En épocas navideñas, los vecinos nos preguntaban si habría asado de oveja ese año. Nosotros les respondíamos que estaba muy pequeña o muy flaca, o cualquier otra excusa. Y luego en familia discutíamos qué pasaría con ella, concluyendo siempre, que era parte de la parentela. Que eso de matarla para comérnosla sería como sacrificar a un miembro de la familia. Los años pasaban y la oveja seguía ahí en el limbo, sin que tuviésemos claro cuál sería su destino.

Llegó el día en que los dueños del lote lo vendieron y debíamos desocuparlo. No sabíamos qué hacer con la oveja. Pensábamos que sería bueno devolverla a la finca y ver si la madre y hermanos la aceptaban, pero mi prima dijo que no. Que esa oveja ya era nuestra, que hiciéramos un asado y problema resuelto. Algunos pensaban que era la mejor opción. Otros asegurábamos que era una locura, que sería como comerse al perro de la casa.

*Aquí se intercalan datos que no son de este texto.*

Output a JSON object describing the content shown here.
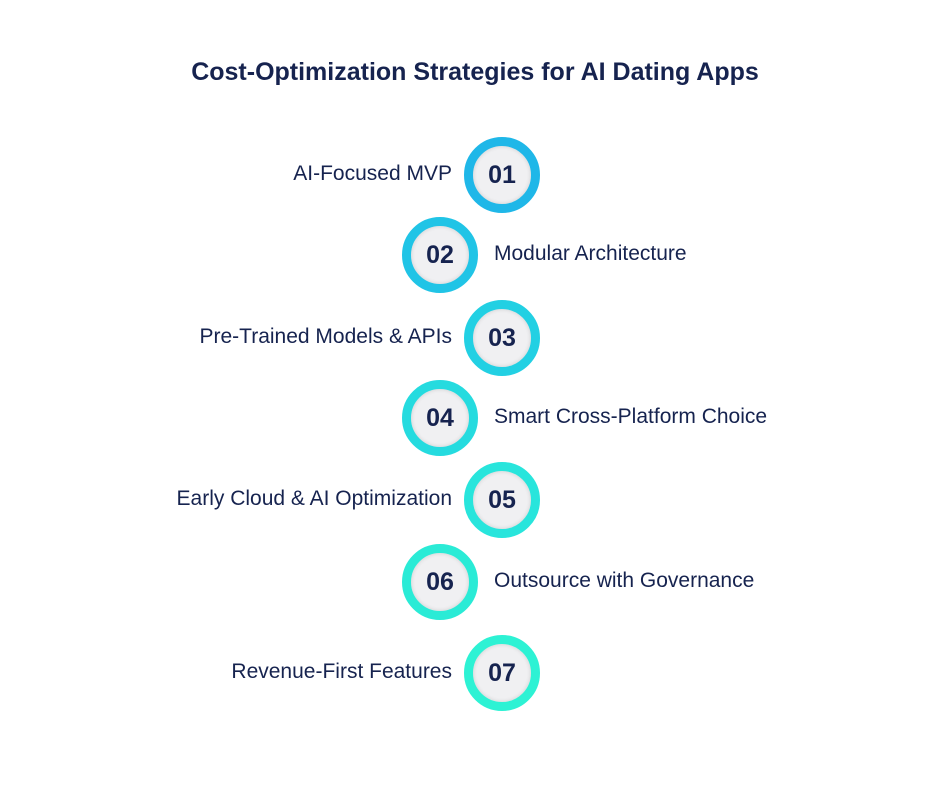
{
  "title": "Cost-Optimization Strategies for AI Dating Apps",
  "steps": [
    {
      "number": "01",
      "label": "AI-Focused MVP",
      "side": "left",
      "color": "#1fb7e8"
    },
    {
      "number": "02",
      "label": "Modular Architecture",
      "side": "right",
      "color": "#20c4e6"
    },
    {
      "number": "03",
      "label": "Pre-Trained Models & APIs",
      "side": "left",
      "color": "#22d0e3"
    },
    {
      "number": "04",
      "label": "Smart Cross-Platform Choice",
      "side": "right",
      "color": "#25dbdf"
    },
    {
      "number": "05",
      "label": "Early Cloud & AI Optimization",
      "side": "left",
      "color": "#28e5dc"
    },
    {
      "number": "06",
      "label": "Outsource with Governance",
      "side": "right",
      "color": "#2aebd6"
    },
    {
      "number": "07",
      "label": "Revenue-First Features",
      "side": "left",
      "color": "#2df2d4"
    }
  ]
}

Discutíamos, debatíamos, polemizábamos, sin embargo no resolvíamos qué hacer con el animalito. Aconteció que de la noche a la mañana, la oveja desapareció. Mi madrecita se levantó un día a alimentarla y no la encontró. Nos despertó a todos y nos dispersamos por el barrio a buscarla, a preguntarles a los vecinos. Nadie la había visto. La oveja se esfumó y no volvimos a saber de ella. Mi madre, mis hermanos más pequeños y yo lloramos. Fue un duro golpe para todos.

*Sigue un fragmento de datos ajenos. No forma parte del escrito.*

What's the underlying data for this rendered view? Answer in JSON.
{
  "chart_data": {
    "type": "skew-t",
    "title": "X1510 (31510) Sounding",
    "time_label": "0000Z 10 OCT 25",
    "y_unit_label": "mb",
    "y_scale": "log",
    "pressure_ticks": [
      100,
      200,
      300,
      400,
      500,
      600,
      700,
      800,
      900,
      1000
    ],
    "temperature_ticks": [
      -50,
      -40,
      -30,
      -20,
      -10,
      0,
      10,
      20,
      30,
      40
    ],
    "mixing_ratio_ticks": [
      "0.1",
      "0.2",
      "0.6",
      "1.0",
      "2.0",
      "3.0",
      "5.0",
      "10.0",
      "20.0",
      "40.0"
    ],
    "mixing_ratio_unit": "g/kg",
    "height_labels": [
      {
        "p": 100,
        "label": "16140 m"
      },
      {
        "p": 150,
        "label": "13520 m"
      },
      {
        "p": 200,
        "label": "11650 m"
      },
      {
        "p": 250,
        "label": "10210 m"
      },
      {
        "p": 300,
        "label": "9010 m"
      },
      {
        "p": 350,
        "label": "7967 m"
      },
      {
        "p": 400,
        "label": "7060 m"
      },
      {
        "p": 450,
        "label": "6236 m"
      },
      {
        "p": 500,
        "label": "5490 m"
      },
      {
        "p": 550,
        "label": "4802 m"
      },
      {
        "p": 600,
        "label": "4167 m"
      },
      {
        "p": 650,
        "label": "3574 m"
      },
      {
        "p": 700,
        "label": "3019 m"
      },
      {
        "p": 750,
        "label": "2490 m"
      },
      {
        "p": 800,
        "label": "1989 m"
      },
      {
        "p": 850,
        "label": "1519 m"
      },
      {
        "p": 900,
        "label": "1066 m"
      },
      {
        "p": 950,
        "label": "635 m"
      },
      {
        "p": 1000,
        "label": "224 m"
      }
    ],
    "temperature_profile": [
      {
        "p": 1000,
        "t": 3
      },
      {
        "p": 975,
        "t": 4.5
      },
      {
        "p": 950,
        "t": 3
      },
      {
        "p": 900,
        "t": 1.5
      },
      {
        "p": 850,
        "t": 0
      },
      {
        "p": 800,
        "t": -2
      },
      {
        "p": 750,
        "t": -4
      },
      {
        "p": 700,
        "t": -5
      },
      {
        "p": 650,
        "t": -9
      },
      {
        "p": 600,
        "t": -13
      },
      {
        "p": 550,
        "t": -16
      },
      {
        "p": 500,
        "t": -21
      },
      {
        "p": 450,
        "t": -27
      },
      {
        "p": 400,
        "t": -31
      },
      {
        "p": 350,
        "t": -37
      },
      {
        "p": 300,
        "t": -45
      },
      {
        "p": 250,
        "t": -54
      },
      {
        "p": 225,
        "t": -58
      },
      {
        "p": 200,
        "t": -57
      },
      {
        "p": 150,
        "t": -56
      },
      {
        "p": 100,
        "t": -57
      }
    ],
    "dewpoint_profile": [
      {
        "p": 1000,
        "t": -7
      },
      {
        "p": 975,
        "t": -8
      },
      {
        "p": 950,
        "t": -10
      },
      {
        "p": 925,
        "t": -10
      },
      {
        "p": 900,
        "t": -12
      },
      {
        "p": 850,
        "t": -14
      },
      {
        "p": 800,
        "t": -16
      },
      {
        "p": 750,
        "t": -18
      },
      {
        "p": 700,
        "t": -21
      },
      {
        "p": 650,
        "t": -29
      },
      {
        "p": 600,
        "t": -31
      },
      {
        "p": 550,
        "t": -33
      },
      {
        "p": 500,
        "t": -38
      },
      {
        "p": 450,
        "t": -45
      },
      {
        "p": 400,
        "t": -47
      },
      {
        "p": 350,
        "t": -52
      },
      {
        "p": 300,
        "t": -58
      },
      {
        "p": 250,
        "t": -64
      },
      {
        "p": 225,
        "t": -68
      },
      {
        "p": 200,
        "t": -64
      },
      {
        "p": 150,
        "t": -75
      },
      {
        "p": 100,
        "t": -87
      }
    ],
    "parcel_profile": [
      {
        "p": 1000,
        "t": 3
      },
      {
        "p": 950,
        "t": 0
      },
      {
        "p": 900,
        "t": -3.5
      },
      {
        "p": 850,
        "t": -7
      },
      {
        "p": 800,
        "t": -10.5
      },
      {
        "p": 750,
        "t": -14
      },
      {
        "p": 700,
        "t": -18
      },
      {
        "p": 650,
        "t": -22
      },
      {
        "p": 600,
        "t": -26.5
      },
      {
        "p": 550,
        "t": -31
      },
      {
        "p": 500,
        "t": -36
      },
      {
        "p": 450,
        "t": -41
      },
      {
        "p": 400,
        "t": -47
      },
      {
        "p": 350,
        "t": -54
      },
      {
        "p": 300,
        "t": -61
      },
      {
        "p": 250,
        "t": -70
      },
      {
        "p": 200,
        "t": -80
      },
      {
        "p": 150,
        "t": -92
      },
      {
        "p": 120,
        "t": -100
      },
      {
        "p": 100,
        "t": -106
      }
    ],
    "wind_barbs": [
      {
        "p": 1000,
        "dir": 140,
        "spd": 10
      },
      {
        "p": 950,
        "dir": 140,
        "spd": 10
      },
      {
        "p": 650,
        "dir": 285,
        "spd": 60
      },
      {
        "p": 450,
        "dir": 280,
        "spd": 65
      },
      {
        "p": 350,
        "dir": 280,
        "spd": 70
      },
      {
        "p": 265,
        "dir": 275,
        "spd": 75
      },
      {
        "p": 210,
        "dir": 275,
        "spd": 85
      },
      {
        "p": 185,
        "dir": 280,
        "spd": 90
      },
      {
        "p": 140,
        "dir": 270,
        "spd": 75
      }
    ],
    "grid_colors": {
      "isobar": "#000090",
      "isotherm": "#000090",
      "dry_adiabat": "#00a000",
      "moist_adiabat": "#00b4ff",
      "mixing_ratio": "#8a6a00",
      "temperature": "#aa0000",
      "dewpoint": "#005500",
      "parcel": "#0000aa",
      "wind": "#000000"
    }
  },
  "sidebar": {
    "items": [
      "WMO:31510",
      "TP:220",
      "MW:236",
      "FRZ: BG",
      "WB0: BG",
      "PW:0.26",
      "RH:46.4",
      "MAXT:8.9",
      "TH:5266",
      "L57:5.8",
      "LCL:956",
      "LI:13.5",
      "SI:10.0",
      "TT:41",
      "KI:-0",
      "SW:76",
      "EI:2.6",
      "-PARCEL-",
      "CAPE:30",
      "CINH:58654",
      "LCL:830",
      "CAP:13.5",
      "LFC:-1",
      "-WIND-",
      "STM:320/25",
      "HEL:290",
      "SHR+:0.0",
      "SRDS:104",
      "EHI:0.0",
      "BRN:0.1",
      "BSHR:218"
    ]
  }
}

Durante varios días estuvimos pendientes para ver si alguien hacía un asado de oveja, pero no logramos descubrir nada. Recuerdo que en esa navidad una de mis hermanas se tomó unos vinos de más y empezó a llorar mientras decía que no quería que la ovejita muriera virgen. Nos causó mucha gracia su ocurrencia.

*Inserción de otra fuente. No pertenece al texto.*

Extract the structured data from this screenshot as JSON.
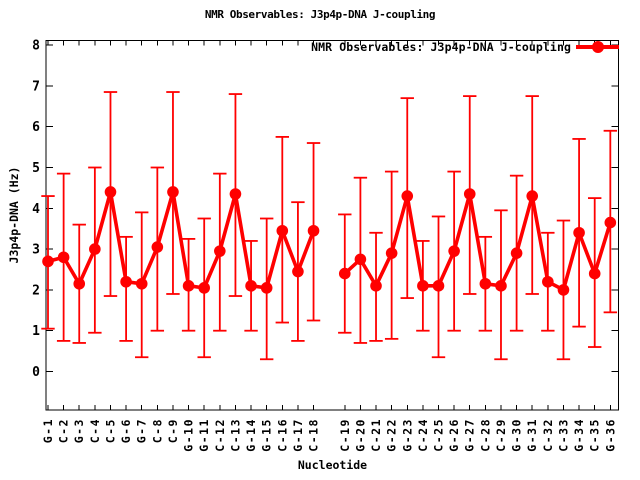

Pasados algunos años, teníamos una empresa familiar de confección. Necesitábamos emplear vendedores para nuestros productos. Un chico que vivía cerca de nuestra casa vino a ofrecernos sus servicios y lo contratamos. Cuando llegaba de viajar le brindábamos un café, nos sentábamos a conversar un rato y así se fue haciendo muy cercano a nosotros. Se reía mucho de nuestros cuentos y del buen humor que nos caracterizaba.

En una ocasión tuvimos muy buenas ventas y compramos unas botellas de vino para celebrar. Como siempre, contábamos anécdotas de familia y reíamos recordando las locuras que hacíamos de pequeños. Alguien mencionó la historia de la ovejita.

El vendedor se quedó callado, pensativo. Nos extrañó su actitud pero seguimos conversando. De pronto él se paró y dijo con cierto temblor en su voz, que sabía lo que había pasado con nuestra oveja. Todos callamos esperando que nos contara. Nos dijo que siendo muy chico, una noche al salir con sus hermanos, la encontraron en la calle, desorientada y se la llevaron, sin tener idea de quién era su dueño. Como en su casa no había lugar, fueron donde una tía que vivía a las afueras de la ciudad, en una casa con un solar grandísimo. Allí la dejaron hasta que fue navidad, hicieron ¡el asado de la vida!, quedando como príncipes con sus invitados.

Todos callamos asombrados. No sabíamos si reírnos o llorar. Él nos pidió disculpas. Dijo no tener idea que el animal fuera nuestro. Su tía los había convencido de hacer el asado. «Ni modos de dejarla de mascota», les había dicho la señora. Mi madre lo miró y luego, con su ternura habitual y un dejo de nostalgia, le dijo: “¡Pues mijo, cómo le parece que esa oveja que se comió, era mi mascota!”.